Tail Wagging the Dog
The topic of the lecture was very straightforward: omitted variable bias. All empirical researchers understand omitted variable bias; omission of relevant covariates relegates them to the (composite) error term and biases the estimated coefficients when using Ordinary Least Squares (OLS) if the omitted covariates are correlated with included covariates.
However, we know more than just the fact that OLS is biased in this situation. We also know the formula for the bias. How do we know this? Well, I will tell you what is not the answer to this question. We do not answer this question by starting with the estimated model and then pontificating about omitted variables because the data are inadequate and do not include all relevant covariates. To do so, is what I would describe as letting the tail wag the dog. To do so, is to proceed in the wrong order.
At the risk of overkill, consider estimation of the model
Y = a + bX + e.
Upon estimation of the model, you are asked about not controlling for some variable, Z. Often the answer is something along the lines of "Well, I wish I had data on Z, but I don't, so this is the best I can do." Moreover, by staring at the model, it is not possible to assess the econometric implications of omitting Z.
This problem arises when the researcher starts the process by specifying the model that can be estimated and not the model that should be estimated.

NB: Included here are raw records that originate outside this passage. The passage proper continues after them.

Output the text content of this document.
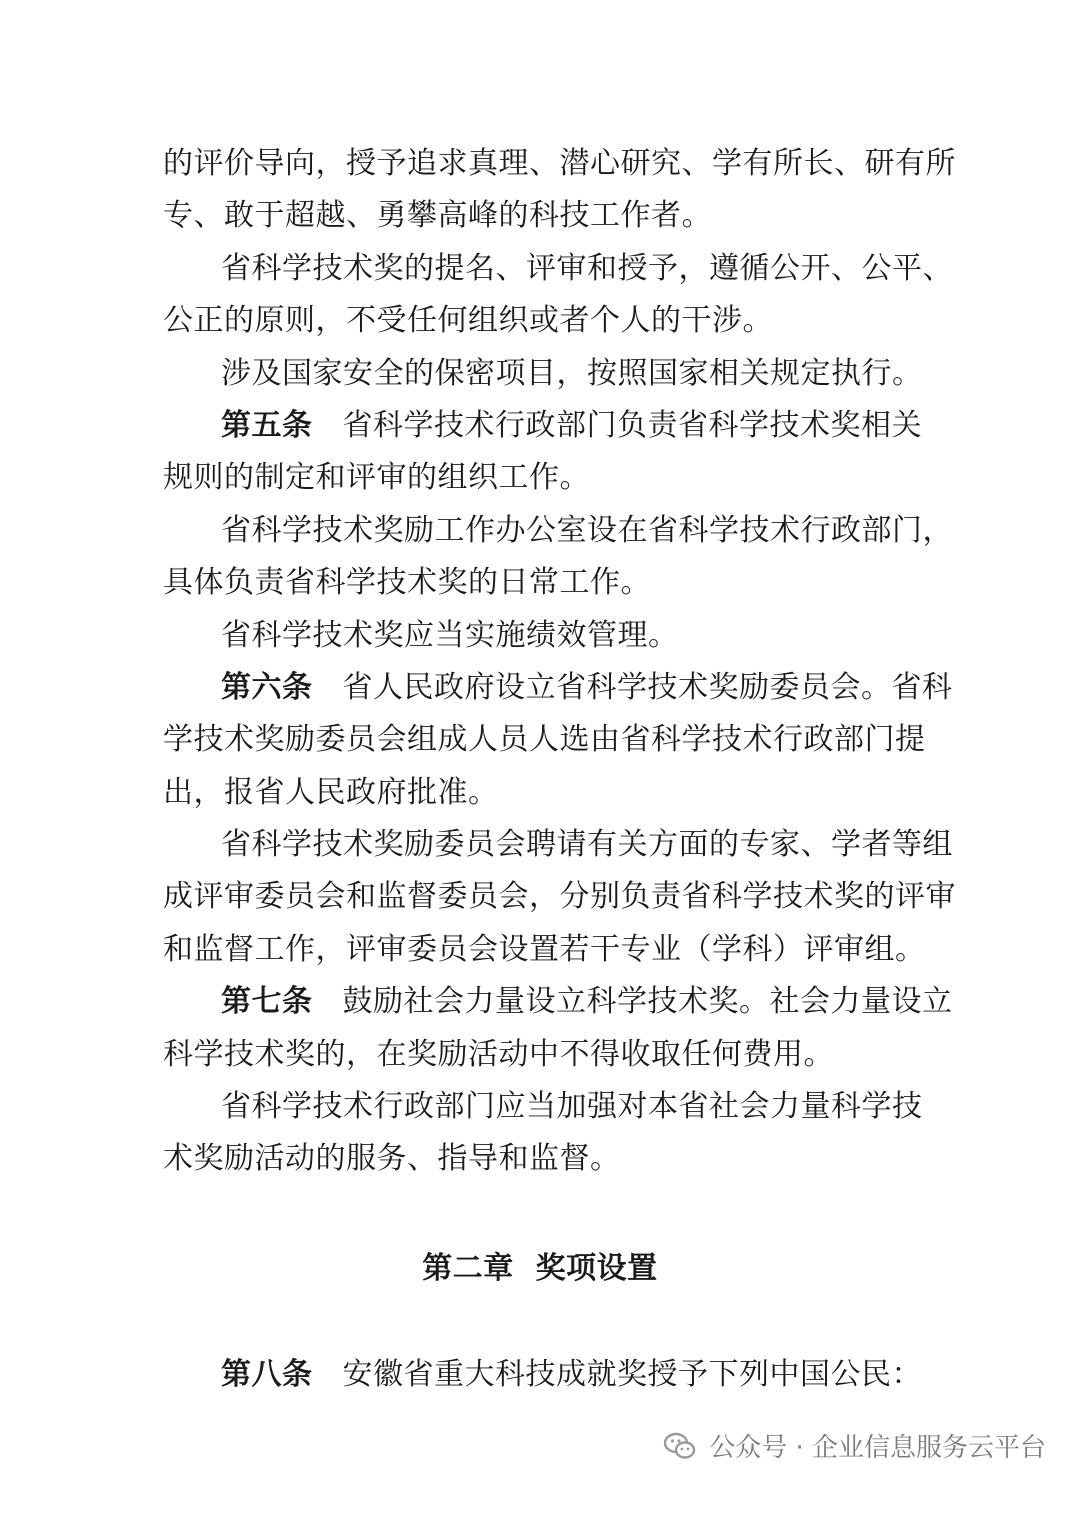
的评价导向，授予追求真理、潜心研究、学有所长、研有所
专、敢于超越、勇攀高峰的科技工作者。
省科学技术奖的提名、评审和授予，遵循公开、公平、
公正的原则，不受任何组织或者个人的干涉。
涉及国家安全的保密项目，按照国家相关规定执行。
第五条 省科学技术行政部门负责省科学技术奖相关
规则的制定和评审的组织工作。
省科学技术奖励工作办公室设在省科学技术行政部门，
具体负责省科学技术奖的日常工作。
省科学技术奖应当实施绩效管理。
第六条 省人民政府设立省科学技术奖励委员会。省科
学技术奖励委员会组成人员人选由省科学技术行政部门提
出，报省人民政府批准。
省科学技术奖励委员会聘请有关方面的专家、学者等组
成评审委员会和监督委员会，分别负责省科学技术奖的评审
和监督工作，评审委员会设置若干专业（学科）评审组。
第七条 鼓励社会力量设立科学技术奖。社会力量设立
科学技术奖的，在奖励活动中不得收取任何费用。
省科学技术行政部门应当加强对本省社会力量科学技
术奖励活动的服务、指导和监督。
第二章  奖项设置
第八条 安徽省重大科技成就奖授予下列中国公民：
公众号 · 企业信息服务云平台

Starts with reality, instead of the ideal.
Second, recall an old time series issue. I know ... time series. Blech! But, an important issue in time series (and panel data models with long T) is nonstationarity. An important question is what are the OLS properties from estimating the model
Y = a + bX + e
where Y and X are both nonstationary? Well, we cannot answer that question by starting from this model. Instead, Granger & Newbold (1974) start from the DGP, where they assume that Y and X are independent random walks given by
Y = L.Y + ey
X = L.X + ex
where L.() is the lag operator and ey,ex are iid standard normal. Given this (assumed) DGP, the authors can derive the structure of a, b, and e in the model that is being estimated.
Third, take this question posed on Twitter. The answer becomes obvious once the researcher starts with the (assumed) true DGP and then follows the math to obtain the model that can be taken to the data. In this case, it sounds like the true DGP is
Y = a + bC + e
X = C + D
but the estimated model is
Y = e + fX + u.
So, what are the properties of the OLS estimate of f? Following the math reveals
Y = a + b[X - D] + e
= a + bX + [-bD + e]
= a + bX + u
which leads to
E[f-hat] = b - b[Cov(X,D)/Var(D)].
As a final example, let's think about proxy variables. This is really the example that chaps my hide. My pet peeve. In nearly every empirical study, researchers attempt to include relevant controls. Often the data do not align with the desired controls. Researchers circumvent this issue by tossing around the word "proxy" like it's the holy grail. Interestingly, the original Steve Hamilton scolded me the other day for ruining the word "proxy" for him. You're welcome!
Researchers mostly justify the use of proxies by noting that it is "the best they can do." Again, not so fast. Starting from the model that can actually be estimated rather than from the (assumed) DGP, along with the assumed relationship between the proxies and the ideal controls, precludes researchers from properly understanding the properties of the estimator being employed.
The bottom line is that researchers do not need to be structural econometricians to start at the beginning when specifying an empirical model. A proper understanding of the econometric implications of estimation demands that we do so, even if we are "reduced form" types, and follow the math ...